The Making of African America: The Four Great Migrations

Ira Berlin

Viking Penguin, 2010

Agent: Sandra Dijkstra

A leading historian offers a sweeping new account of the African American experience over four centuries.

Four great migrations defined the history of black people in America: the violent removal of Africans to the east coast of North America known as the Middle Passage; the relocation of one million slaves to the interior of the antebellum South; the movement of more than six million blacks to the industrial cities of the north and west a century later; and since the late 1960s, the arrival of black immigrants from Africa, the Caribbean, South America, and Europe. These epic migra­tions have made and remade African American life.
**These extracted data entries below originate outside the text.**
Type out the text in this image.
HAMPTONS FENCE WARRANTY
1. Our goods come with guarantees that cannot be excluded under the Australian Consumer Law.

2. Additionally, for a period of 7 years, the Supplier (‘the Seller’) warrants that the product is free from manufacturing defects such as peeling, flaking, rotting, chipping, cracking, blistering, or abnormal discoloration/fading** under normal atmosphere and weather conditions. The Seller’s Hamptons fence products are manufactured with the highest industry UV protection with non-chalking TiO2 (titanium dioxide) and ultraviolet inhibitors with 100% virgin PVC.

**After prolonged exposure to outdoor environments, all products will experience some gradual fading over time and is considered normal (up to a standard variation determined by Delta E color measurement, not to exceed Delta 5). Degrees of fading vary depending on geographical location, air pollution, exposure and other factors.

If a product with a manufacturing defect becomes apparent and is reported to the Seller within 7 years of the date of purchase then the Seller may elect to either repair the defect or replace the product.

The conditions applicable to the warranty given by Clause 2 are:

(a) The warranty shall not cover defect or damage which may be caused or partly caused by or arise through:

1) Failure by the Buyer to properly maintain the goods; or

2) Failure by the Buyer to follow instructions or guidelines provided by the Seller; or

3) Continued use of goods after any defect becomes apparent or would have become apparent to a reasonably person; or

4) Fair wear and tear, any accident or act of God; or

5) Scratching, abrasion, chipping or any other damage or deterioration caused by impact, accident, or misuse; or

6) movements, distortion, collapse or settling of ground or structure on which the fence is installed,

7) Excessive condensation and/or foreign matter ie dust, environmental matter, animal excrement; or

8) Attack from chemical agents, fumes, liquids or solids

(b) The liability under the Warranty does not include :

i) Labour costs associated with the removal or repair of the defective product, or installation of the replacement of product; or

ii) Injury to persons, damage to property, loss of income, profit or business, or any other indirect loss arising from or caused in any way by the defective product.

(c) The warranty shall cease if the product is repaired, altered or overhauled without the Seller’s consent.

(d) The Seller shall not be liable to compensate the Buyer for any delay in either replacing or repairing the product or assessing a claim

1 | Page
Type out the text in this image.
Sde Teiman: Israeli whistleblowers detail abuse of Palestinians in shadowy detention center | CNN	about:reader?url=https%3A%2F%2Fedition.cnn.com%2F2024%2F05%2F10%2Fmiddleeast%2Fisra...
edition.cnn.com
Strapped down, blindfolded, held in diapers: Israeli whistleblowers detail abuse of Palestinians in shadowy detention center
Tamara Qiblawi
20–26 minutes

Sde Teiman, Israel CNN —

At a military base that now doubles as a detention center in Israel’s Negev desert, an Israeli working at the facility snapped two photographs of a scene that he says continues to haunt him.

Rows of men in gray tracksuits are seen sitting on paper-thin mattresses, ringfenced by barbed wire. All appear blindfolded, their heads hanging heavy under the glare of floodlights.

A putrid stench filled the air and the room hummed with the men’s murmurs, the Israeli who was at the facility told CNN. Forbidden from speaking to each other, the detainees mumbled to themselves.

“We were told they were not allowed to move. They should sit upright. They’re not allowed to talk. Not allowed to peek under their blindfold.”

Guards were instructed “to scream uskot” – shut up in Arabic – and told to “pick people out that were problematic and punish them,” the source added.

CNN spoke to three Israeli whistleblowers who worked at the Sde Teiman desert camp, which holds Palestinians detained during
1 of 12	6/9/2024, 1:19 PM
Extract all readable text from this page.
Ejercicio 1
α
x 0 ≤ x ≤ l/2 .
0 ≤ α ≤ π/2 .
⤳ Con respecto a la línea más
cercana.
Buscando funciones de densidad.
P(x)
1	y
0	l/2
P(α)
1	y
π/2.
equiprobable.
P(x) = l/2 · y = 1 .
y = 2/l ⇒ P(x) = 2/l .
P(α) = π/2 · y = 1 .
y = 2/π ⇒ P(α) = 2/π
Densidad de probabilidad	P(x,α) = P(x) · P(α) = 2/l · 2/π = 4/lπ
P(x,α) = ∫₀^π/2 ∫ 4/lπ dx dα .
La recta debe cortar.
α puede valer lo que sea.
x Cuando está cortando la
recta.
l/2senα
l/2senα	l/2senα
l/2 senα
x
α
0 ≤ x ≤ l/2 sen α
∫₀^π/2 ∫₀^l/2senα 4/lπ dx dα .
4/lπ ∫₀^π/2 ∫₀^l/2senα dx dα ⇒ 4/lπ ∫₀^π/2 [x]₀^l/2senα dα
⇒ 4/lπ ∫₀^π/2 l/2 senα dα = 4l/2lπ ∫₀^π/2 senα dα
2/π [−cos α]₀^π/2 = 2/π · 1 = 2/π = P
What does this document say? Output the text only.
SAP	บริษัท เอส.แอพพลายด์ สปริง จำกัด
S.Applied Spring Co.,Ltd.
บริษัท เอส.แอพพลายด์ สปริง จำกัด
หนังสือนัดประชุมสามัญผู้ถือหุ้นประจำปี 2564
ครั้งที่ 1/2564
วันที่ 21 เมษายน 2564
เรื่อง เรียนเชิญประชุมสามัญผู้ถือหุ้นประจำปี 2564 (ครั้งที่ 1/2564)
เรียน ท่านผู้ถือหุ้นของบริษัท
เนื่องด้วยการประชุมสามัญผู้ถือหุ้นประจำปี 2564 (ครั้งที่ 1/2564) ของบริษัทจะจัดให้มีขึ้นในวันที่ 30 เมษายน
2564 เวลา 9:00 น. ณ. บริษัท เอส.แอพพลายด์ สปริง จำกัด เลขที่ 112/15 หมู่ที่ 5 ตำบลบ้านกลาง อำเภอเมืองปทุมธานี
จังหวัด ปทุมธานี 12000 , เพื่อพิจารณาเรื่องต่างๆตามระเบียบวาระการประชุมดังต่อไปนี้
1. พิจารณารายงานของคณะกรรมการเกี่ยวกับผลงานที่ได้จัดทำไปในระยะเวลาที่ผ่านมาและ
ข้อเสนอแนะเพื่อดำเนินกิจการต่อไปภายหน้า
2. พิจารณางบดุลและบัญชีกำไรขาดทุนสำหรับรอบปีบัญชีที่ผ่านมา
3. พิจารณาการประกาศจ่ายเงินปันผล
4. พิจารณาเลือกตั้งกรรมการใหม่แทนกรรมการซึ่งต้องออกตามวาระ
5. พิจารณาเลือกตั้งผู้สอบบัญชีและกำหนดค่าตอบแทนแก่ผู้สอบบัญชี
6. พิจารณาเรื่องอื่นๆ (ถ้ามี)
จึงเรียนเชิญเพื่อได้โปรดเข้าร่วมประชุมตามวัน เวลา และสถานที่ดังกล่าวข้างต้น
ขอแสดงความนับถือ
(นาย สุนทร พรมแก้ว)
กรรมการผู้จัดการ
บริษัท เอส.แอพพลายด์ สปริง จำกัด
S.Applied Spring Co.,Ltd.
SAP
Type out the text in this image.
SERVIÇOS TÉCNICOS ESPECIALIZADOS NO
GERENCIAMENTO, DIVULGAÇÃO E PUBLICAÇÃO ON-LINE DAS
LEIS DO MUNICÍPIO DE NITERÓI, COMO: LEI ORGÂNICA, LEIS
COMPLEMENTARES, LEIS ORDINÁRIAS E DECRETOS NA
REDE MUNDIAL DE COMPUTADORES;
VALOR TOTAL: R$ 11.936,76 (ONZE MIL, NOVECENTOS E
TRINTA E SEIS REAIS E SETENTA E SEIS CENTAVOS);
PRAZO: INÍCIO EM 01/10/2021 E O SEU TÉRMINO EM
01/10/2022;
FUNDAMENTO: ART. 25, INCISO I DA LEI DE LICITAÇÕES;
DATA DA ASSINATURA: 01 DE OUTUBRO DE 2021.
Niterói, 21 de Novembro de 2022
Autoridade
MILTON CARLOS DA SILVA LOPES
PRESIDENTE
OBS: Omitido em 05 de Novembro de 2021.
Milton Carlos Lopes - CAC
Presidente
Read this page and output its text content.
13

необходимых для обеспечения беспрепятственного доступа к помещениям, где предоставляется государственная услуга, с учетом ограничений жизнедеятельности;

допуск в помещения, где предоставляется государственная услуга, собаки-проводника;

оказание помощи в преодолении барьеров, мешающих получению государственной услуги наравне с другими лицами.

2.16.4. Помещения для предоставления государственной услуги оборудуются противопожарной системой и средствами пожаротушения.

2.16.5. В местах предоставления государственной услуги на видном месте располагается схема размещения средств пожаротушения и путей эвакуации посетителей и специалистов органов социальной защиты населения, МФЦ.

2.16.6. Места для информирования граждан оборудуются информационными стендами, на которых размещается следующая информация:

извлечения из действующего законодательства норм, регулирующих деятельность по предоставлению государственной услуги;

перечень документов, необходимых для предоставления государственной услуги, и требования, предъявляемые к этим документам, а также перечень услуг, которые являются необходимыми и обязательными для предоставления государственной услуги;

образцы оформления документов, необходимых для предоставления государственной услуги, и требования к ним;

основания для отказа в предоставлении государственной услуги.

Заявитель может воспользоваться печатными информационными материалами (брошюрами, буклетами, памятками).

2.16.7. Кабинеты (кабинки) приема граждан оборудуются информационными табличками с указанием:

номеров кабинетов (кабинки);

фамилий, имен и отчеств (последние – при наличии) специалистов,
Ira Berlin's magisterial new account of these passages evokes both the terrible price and the moving triumphs of a people forcibly and then willingly migrating to America. In effect, Berlin rewrites the master narrative of African America, challenging the traditional presentation of a linear path of progress. He finds instead a dynamic of change in which eras of deep rootedness alternate with eras of massive move­ment, tradition giving way to innovation. The culture of black America is constantly evolving, affected by (and affecting) places as far away from one another as Biloxi, Chicago, Kingston, and Lagos. Certain to gar­ner widespread media attention, The Making of African America is a bold new account of a long and crucial chapter of American history. 

Reviews:
The Making of African America is the result of prodigious scholarship and synthesis in tracking down the ways that a people held themselves together as they were swept into bondage and out of it and driven from place to place. Berlin has earned the credentials for telling their story, for it rests on his earlier demonstration that slavery could not eradicate the capacities for self-preservation and self-expression that make human beings human.”
New York Review of Books

 
“…majestic…brilliant.”
New York Times Book Review
 

“…eloquent, insightful… redefine[es] the contours of African-American history.”
Raleigh News
 

“What Berlin has produced, with careful research, keen interpretation, and accessible language, is a worthy complement to Franklin’s narrative, just as he intended.”
Boston Globe 
 

“His creative and meticulous scholarship proves that North American slavery, and the development of African American history generally, had deep roots in global, especially Atlantic history.”
Raleigh Review
 

“A sweeping new account of the African-American experience over four centuries…His latest tome is sure to garner widespread media attention as a bold new account of a long and crucial chapter of American history.”
 —Philadelphia Tribune
 

“Berlin (Many Thousands Gone) offers a fresh reading of American history through the prism of the “great migrations that made and remade African and African American life.”  Movement is a matter of numbers, and Berlin provides them in detail kept fully readable by his attention to the cultural products of the shifts. Berlin's careful scholarship is evidenced in his rich notes; the ordinary reader will be pleased by the fluidity and clarity of his prose.”
 —Publisher's Weekly
 

 “A succinct study of how the migrations of African Americans, from the slavery era to the present, affected the development of black culture in America… An insightful meditation on the physical and cultural journeys of African-Americans in the United States.”